Com “Mal Feito” junto de Hugo & Guilherme e agora, com o remix de “Leão”, Marília Mendonça segue como uma das mais ouvidas do mercado nacional. Como você vê o fenômeno Marília Mendonça em 2023? Como encontrar alguém que era “tão querida por tantas tribos diferentes”?
“Hoje a gente faz muita pauta falando bem da Marília e tal. Mas, quando ela está viva, quando ela estava aqui, as pautas também eram 90% positivas também, falando de qualidade, de como ela conseguiu quebrar preconceitos, quebrar barreiras, atropelar um monte de coisa que todo mundo achava que ela não ia conseguir, então não é o caso do artista que é celebrado só porque passou por uma tragédia e tal. As pessoas gostavam muito dela, sem rejeição. Era extremamente carismática, as músicas atingiam um público muito amplo, ela também teve alguns caminhos que contaram muito a favor também. A Marília era do grupo de compositores né? A vida dela era composição né? Ela vivia no meio de uma galera que passa todos os dias escrevendo música pros outros para fazer sucesso. Então, além de todo talento musical, carisma, etc, etc, que todo mundo sabe, é quase como se ela tivesse tido um laboratório por anos e anos entendendo linguagem popular”.

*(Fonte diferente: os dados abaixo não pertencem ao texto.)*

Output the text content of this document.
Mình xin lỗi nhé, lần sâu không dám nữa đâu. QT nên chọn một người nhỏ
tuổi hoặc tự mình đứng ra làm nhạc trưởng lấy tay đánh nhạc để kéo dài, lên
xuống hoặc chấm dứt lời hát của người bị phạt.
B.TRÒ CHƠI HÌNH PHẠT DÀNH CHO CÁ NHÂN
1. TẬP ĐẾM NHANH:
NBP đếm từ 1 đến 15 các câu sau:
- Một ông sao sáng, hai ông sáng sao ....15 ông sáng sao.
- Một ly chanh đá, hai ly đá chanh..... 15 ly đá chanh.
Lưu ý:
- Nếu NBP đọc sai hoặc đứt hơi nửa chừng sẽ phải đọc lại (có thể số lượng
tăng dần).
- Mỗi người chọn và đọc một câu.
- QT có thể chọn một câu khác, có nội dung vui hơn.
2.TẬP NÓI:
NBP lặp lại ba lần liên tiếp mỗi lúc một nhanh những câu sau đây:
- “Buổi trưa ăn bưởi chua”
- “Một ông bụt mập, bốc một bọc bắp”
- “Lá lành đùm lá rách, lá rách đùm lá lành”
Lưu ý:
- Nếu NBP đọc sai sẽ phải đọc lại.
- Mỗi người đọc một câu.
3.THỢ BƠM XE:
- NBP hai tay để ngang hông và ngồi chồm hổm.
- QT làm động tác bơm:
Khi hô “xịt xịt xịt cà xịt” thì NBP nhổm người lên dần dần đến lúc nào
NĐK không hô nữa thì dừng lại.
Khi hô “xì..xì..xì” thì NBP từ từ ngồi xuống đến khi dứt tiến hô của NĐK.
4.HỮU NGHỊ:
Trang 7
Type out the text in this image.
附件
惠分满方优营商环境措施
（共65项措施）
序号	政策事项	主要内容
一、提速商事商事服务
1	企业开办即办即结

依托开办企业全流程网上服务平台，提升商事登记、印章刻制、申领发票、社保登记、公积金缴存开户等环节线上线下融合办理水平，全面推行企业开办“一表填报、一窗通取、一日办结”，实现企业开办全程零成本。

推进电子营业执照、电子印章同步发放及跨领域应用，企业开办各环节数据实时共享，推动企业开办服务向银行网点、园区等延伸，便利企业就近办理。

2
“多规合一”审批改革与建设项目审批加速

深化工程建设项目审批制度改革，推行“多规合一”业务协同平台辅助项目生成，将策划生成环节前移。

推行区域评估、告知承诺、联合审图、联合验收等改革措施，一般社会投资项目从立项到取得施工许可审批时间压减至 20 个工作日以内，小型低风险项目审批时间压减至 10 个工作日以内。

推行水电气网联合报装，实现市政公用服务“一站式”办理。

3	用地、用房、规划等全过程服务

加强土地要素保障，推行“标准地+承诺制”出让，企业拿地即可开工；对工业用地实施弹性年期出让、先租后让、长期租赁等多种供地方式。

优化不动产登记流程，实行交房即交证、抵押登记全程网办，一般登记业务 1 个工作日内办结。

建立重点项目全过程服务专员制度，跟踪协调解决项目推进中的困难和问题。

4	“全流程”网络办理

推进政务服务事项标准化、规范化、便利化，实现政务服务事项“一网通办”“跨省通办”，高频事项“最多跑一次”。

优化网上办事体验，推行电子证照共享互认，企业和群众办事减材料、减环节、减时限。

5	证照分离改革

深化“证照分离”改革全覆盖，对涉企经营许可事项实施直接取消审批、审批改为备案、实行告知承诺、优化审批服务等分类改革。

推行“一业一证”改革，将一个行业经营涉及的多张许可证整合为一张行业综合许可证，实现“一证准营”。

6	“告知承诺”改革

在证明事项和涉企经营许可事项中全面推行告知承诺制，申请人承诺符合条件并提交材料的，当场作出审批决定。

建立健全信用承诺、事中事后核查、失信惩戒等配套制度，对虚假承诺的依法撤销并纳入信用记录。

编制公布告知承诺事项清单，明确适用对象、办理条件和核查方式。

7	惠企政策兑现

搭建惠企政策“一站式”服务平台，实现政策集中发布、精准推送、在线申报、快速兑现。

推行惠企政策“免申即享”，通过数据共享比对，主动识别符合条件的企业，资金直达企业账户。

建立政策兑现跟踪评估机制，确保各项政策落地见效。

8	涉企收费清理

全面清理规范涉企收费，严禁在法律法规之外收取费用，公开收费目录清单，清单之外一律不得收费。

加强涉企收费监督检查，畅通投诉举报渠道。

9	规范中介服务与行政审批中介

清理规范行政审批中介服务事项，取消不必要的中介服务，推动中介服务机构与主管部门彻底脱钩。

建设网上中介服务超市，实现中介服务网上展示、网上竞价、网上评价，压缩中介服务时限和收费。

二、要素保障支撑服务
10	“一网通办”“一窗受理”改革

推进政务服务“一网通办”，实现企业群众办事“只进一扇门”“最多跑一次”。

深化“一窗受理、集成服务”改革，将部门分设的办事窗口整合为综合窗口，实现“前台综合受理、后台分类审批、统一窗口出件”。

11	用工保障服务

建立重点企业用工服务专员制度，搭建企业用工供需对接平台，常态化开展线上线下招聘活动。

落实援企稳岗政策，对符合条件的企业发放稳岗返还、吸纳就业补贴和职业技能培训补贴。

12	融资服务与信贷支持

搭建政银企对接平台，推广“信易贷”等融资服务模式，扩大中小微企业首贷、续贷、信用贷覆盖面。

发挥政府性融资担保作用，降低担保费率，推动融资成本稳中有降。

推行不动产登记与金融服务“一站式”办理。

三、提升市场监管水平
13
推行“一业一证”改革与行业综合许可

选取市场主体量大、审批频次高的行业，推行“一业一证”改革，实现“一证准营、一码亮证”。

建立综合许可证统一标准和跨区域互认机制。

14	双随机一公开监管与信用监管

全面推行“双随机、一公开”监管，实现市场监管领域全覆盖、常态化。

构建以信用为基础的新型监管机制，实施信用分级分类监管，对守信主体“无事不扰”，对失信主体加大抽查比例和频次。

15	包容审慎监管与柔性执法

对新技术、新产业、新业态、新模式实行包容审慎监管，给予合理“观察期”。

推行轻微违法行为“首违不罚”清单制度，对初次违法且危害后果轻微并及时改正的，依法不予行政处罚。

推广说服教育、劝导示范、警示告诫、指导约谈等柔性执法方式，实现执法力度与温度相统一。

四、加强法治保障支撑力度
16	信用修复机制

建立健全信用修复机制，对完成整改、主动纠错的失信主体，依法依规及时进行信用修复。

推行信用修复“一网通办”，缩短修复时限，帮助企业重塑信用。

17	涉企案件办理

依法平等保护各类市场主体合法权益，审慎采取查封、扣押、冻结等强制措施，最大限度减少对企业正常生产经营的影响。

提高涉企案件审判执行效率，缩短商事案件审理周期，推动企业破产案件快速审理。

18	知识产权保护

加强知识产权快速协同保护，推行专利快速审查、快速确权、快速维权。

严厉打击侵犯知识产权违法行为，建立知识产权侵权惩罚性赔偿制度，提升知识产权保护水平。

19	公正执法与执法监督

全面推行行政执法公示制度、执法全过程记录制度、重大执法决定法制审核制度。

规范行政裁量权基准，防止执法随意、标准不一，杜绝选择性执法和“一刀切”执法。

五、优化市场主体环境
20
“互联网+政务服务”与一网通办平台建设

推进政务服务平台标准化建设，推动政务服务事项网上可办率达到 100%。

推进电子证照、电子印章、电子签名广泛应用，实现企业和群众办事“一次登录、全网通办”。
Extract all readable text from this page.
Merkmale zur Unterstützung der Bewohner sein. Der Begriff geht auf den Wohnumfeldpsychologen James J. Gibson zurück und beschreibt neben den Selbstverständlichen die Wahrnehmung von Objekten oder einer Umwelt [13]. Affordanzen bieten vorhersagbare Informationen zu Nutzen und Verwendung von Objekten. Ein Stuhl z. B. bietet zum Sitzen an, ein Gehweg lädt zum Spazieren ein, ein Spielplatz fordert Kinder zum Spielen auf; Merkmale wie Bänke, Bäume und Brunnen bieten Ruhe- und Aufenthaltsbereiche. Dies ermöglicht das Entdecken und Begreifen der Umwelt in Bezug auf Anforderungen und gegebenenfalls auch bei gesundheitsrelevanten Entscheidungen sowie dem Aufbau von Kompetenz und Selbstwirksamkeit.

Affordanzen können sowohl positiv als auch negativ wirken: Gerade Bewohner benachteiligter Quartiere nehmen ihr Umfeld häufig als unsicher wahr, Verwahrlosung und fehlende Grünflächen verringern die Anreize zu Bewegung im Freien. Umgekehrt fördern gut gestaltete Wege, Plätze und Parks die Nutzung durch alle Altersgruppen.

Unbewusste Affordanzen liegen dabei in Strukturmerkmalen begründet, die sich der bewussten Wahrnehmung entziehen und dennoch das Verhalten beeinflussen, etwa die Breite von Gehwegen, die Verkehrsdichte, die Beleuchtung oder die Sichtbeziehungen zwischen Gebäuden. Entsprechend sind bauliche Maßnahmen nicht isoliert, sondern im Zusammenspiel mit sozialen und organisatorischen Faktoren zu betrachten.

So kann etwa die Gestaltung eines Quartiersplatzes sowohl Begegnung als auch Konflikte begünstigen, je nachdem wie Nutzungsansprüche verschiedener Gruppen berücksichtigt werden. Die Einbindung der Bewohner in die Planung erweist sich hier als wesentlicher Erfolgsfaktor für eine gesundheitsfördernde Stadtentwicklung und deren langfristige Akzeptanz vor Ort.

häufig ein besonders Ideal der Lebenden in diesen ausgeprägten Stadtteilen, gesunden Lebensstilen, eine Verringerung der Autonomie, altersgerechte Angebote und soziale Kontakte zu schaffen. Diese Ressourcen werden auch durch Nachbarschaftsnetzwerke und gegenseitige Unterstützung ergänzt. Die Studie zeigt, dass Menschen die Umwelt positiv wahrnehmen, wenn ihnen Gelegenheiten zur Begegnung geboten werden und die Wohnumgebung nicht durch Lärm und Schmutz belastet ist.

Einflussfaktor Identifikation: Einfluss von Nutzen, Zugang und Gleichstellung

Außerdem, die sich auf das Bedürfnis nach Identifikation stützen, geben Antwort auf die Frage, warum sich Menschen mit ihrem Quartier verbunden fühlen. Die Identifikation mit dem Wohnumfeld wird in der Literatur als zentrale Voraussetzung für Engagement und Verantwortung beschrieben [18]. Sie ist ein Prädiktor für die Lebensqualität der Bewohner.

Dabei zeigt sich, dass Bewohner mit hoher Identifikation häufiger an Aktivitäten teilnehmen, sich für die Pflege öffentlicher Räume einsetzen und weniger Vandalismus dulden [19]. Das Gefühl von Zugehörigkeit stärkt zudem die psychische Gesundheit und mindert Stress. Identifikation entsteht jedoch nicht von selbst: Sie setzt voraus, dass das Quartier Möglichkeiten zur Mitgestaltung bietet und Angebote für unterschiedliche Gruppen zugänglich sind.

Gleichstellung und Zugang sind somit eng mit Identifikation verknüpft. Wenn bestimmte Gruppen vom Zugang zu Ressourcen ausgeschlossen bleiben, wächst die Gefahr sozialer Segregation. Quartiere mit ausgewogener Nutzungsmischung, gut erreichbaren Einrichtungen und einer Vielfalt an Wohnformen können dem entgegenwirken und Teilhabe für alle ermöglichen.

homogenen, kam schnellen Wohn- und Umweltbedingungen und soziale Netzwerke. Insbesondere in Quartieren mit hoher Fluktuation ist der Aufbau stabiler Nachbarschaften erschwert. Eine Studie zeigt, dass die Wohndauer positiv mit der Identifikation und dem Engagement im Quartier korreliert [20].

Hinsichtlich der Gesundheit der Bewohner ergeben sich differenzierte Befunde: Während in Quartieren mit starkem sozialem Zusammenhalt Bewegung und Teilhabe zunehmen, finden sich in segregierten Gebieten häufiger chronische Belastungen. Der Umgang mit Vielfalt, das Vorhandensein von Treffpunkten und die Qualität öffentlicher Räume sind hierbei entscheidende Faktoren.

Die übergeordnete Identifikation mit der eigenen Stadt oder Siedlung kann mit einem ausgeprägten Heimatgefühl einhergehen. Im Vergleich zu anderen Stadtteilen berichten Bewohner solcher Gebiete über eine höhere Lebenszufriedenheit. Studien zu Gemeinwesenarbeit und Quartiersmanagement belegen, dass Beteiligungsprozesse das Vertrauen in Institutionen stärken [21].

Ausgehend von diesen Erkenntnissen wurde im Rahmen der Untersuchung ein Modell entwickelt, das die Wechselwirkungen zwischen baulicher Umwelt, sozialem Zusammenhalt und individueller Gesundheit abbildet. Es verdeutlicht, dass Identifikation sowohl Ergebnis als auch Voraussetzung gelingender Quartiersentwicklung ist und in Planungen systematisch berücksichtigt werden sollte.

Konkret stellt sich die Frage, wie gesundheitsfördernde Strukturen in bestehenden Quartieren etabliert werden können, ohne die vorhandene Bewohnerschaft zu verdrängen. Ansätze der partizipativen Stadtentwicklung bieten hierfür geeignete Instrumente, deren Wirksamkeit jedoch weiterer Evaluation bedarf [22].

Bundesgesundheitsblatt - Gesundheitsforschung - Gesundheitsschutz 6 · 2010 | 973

“Imagina o tanto de sucesso que ela emplacou, o quanto que ela não compôs para aceitar isso tudo. Então vai lá e escreve, e reescreve, e tenta emplacar um hit. Emplacou hit com um monte de gente. A dupla Henrique & Juliano é a dupla que mais ganhou hits feitos pela Marília e não à toa, a dupla ajudou a Marília a se tornar cantora famosa e tal. Então tem esta questão do talento, tem esta questão da composição e tem uma coisa inexplicável que é a velocidade do sucesso da Marília. Ela caiu muito rápido no gosto das pessoas, ela brigou por sertanejo feminino, ela brigava contra qualquer tipo de pauta que parecia ser preconceituosa, pelo fato de ela ser mulher”.
“Então assim, é um pacote de coisas muito positivas que ela conseguiu, em pouquíssimo tempo, porque a gente fala, pô ela estorou mesmo em 2016 e faleceu em 2021 que foi pandemia. Então se você for fazer as contas, ela teve três anos pra rodar o Brasil, é muito pouco. Então ela é um fenômeno e acho que é isso que talvez explique esse sucesso que ela faz com os lançamentos póstumos. É totalmente inédito no sertanejo isto. Ela vai lançar música nova quinta ou sexta, o EP novo, e muito provavelmente vai bater o Top 10 e quem sabe até bater o Top 1 porque é este lance da baixíssima rejeição dela, ela entrava em todos os meios. É uma perda muito grande pro sertanejo, é um marco e por isso que é tão traumático e por isso que continua fazendo tanto sucesso”.